First, in the “comeback” camp, there is no denying that California is enjoying the benefits of the national economic recovery. This rebound has resulted in much more than anticipated tax revenue for state coffers. In fact, for fiscal 2014-15 the Legislative Analyst is projecting an additional $2 billion.
Second, Brown will contend that we have already made substantial progress in dealing with the vast amount of accrued government debt racked up in the last decade. To his credit, Brown has at least laid out a game plan for some – but not all – of the pension obligations by requiring that public school teachers pay more into their pension fund known as CalSTRS. Moreover, the red hot stock market has – at least temporarily – made a significant dent in the unfunded liability of the state’s pension funds
Third, while not the hard spending cap based on inflation and population that fiscal conservatives would prefer, the passage of Proposition 2 in November enhanced the efficacy of the state’s “rainy day” fund. California’s most significant fiscal problem is the over-reliance on a fraction of California’s population – the wealthy – to pay the lion’s share of tax revenue. This results in wild swings in revenue depending on how the wealthy are doing. Proposition 2 was designed to smooth out the peaks and valleys of revenue so that we might be better prepared when the next inevitable recession occurs.
The opposite of this optimistic view is the “declinists/naysayers” camp whose adherents believe that California remains in fiscal crisis. Sure, the economic recovery is making things look better temporarily, but this is no more than putting a coat of paint on a decrepit house with a crumbling foundation.
The list of metrics supporting the naysayers is impressive. California ranks number one in poverty out of all 50 states. Nearly a quarter of the state’s 38 million residents (8.9 million) live in poverty. Business flight out of California to more business friendly states like Texas, Arizona, Nevada and Utah is accelerating. The tax hikes approved by voters via Proposition 30 slammed California’s wealthy with a huge retroactive income tax hike. Their response has been to vote with their feet and move to more favorable climes such as Texas & Nevada which have no income tax at all.
There remains a broad consensus that California’s tax structure is irrational. Rather than lowering taxes which would make California more competitive, the response from the political left is to propose a new tax on services.
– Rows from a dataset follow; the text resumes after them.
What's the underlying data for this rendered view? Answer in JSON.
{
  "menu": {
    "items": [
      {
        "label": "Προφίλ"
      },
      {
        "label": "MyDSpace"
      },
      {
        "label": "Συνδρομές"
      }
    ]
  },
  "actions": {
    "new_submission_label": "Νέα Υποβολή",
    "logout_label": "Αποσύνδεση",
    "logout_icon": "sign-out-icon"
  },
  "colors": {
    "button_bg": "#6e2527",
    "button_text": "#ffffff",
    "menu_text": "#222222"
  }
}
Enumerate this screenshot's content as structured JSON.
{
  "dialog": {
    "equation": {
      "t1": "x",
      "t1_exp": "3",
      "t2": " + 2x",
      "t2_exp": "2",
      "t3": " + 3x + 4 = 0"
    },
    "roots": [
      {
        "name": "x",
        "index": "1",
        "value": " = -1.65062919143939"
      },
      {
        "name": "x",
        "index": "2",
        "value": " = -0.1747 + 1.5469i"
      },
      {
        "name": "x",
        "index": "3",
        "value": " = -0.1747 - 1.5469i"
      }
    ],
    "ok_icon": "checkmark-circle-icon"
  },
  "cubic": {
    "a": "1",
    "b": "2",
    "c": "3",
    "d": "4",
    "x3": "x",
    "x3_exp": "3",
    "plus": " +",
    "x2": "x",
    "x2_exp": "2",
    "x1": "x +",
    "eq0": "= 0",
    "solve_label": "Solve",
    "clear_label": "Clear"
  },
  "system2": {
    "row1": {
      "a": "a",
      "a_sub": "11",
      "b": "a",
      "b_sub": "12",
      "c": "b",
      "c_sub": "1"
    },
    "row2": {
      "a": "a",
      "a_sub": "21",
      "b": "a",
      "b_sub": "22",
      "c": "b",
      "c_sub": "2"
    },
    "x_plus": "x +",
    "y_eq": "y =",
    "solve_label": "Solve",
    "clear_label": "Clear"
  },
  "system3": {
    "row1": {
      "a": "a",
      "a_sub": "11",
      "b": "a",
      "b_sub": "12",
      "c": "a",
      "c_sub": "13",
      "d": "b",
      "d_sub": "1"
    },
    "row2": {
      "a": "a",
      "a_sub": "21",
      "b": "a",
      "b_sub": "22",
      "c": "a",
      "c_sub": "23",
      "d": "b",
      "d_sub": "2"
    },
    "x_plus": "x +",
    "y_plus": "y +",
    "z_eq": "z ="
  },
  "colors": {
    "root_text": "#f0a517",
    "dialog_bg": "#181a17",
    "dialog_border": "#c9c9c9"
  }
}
Given that California already has the highest income tax rate in America as well as the highest state sales tax rate, any tax “reform” that seeks to generate billions in new revenue will sink California even further.
Recent reports from the Los Angeles Times, no bastion of conservatism, note that millennials – the youth we need for economic survival – can’t afford housing in California and are moving out of state to escape anti-growth regulations which unnecessarily double the cost of a home or apartment. The Times also reported that the same out migration is occurring for the poor and middle class. And speaking of the middle class, they are about to be hit with a one-of-a-kind gas tax – imposed only by California – that will make fuel costs even higher.
A comprehensive list of California’s governance problems would fill volumes and can’t be recounted here. Suffice it to say, however, that those of us who have been labeled as “declinists” have a firmer grip on reality that those who believe that California’s natural beauty and weather will overcome all problems.
To be clear, those of us who possess a realistic grasp of the magnitude of challenges facing the Golden State do not believe that California is a bad place. To the contrary – it is a great state with a great deal of potential. The only question is whether our elected leadership will allow the citizens of California to pursue happiness as they see fit unshackled by foolish and counterproductive government policies.